Great to add some nuance to the debate over whether current inflation is supply or demand led. Demand is clearly playing a role, but the change in demand seems to be as much about the quality (goods v services) as the quantity ($ spent). That shifts some of the blame away from govt checks and adds to the story that inflation is (at least partially) transitory, since the focus on goods over services is situational (though not necessarily ending soon).
Excellent overview of supply chain perils.
This interview was incredibly enlightening. I am a teacher and want to explain to my students the supply chain issues we have and you have laid it out so it is understandable. I hope to see some of my students in the future assisting with this global crisis in supply chain and pray that some of your ideas get used to solve the problems.
I would be interested in seeing more blogging about port privatization/corporatization. Could you do a follow up on this 2016 Brookings report? (https://www.brookings.edu/blog/future-development/2016/06/17/why-ports-should-be-managed-like-airports/amp/) Should US ports move in this direction? I would be interested in getting your takes on this. Thanks!
I cannot stop thinking about this post. I suspect there are analogies across our economic systems, which have become considerably more complex, and likely more so in the future. I've been working on energy system modeling which has similar complexity. But it's everywhere.
This is the sort of thing that price systems are supposed to handle nicely. But various things get in the way, including regulation. But, clearly, full regulation is not the answer; it's figuring out the right regulations.
Computers and sophisticated software, it would seem, can optimize these systems far better than hacking away with simple price responses and one-off policy hacks that see only part of the picture.
A hunch: a lot of the problems are simply asymmetric information on a grand scale. If everyone across the network knew where all the containers were, empty and full, where all the chassis were, their status and their routes, it might aid coordination of both logistics and investment. Ryan Petersen needs to sell his software to regulatory agencies and/or coordinating institutions (like electricity ISOs).
Great interview -- I wasn't expecting a CEO to say something I'd find naive in a college freshman essay "I think many of us imagined that we live in a world where there's a wizard behind the box. That there's actually somebody in charge of all of this, and that that somebody must have made a mistake. And of course, it must be the president of the United States. But that's not actually the world that we live in. It's a market-based system."
I also find it odd that a software CEO visits a major port *after* he founds a supply chain company.

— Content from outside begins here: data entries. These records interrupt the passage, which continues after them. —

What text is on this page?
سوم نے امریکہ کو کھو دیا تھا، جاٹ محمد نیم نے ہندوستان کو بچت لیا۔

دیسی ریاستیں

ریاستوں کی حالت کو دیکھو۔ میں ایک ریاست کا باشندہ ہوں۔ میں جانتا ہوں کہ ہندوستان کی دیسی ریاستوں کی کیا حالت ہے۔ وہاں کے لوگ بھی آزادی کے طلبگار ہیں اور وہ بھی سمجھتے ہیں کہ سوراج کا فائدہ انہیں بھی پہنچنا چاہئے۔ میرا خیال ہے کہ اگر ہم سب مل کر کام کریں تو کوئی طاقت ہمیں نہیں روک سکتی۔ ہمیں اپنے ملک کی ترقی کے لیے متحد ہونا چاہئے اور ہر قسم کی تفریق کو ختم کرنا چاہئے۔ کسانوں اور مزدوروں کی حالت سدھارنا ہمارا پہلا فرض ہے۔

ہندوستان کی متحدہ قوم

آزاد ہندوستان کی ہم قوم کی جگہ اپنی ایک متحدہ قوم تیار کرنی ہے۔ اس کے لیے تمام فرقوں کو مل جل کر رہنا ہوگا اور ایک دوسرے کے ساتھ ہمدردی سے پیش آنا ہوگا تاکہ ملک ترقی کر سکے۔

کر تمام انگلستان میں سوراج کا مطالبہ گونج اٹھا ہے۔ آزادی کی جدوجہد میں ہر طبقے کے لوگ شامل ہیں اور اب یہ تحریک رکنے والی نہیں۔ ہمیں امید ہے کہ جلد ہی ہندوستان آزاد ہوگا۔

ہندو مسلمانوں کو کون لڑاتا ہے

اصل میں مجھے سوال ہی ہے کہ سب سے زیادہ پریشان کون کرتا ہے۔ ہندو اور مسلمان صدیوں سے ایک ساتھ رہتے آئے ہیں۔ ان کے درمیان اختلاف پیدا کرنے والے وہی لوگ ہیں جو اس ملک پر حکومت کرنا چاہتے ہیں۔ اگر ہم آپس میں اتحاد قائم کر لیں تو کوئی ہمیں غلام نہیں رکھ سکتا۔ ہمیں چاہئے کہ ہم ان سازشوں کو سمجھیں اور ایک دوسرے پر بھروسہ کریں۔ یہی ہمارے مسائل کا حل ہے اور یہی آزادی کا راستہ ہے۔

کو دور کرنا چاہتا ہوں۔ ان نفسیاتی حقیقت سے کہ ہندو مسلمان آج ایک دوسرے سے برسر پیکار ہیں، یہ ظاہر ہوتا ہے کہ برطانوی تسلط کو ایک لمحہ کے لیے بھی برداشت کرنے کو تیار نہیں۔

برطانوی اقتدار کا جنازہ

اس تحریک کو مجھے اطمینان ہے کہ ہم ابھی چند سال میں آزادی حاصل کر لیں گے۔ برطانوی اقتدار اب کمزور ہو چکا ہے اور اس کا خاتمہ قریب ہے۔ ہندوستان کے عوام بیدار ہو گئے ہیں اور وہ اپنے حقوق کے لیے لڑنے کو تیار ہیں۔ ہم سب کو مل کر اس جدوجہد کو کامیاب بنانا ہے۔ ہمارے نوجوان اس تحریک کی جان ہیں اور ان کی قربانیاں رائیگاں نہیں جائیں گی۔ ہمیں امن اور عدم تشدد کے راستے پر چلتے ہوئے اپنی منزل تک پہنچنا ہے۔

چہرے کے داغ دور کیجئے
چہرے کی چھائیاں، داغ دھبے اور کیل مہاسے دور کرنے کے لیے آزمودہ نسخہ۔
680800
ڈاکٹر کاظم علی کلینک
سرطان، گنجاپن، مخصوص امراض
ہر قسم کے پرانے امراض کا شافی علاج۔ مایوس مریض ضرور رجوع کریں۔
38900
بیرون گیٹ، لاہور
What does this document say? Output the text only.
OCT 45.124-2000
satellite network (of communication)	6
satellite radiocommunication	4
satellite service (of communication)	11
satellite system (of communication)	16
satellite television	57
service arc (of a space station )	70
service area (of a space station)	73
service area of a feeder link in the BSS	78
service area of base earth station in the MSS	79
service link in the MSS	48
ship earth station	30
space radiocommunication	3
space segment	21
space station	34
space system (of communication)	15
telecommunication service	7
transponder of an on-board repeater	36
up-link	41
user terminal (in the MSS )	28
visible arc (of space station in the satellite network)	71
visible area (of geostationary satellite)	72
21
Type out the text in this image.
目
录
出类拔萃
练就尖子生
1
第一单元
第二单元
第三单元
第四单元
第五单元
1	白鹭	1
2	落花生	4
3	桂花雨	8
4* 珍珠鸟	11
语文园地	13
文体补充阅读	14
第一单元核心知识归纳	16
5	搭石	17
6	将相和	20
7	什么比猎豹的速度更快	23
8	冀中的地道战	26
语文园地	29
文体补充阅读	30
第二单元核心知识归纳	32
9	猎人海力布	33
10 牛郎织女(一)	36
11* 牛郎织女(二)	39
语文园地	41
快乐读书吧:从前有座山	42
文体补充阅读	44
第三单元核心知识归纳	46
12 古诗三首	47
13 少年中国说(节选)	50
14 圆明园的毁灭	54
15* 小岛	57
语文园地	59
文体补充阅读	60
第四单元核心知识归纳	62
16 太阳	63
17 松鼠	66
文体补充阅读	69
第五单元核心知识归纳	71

There's something a little wrong here, in which software is so divorced from real life.
Maybe this is a dumb question, but why do the containers go on trucks at all? Why don’t they just go straight from ship to rail? Is it that some shipping containers are unloaded near the port and therefore go on trucks and some are unloaded far from the port and therefore go on trains? It just seems crazy to use trucks to move the containers from the port to the rail yard when the tracks could go right up to the port.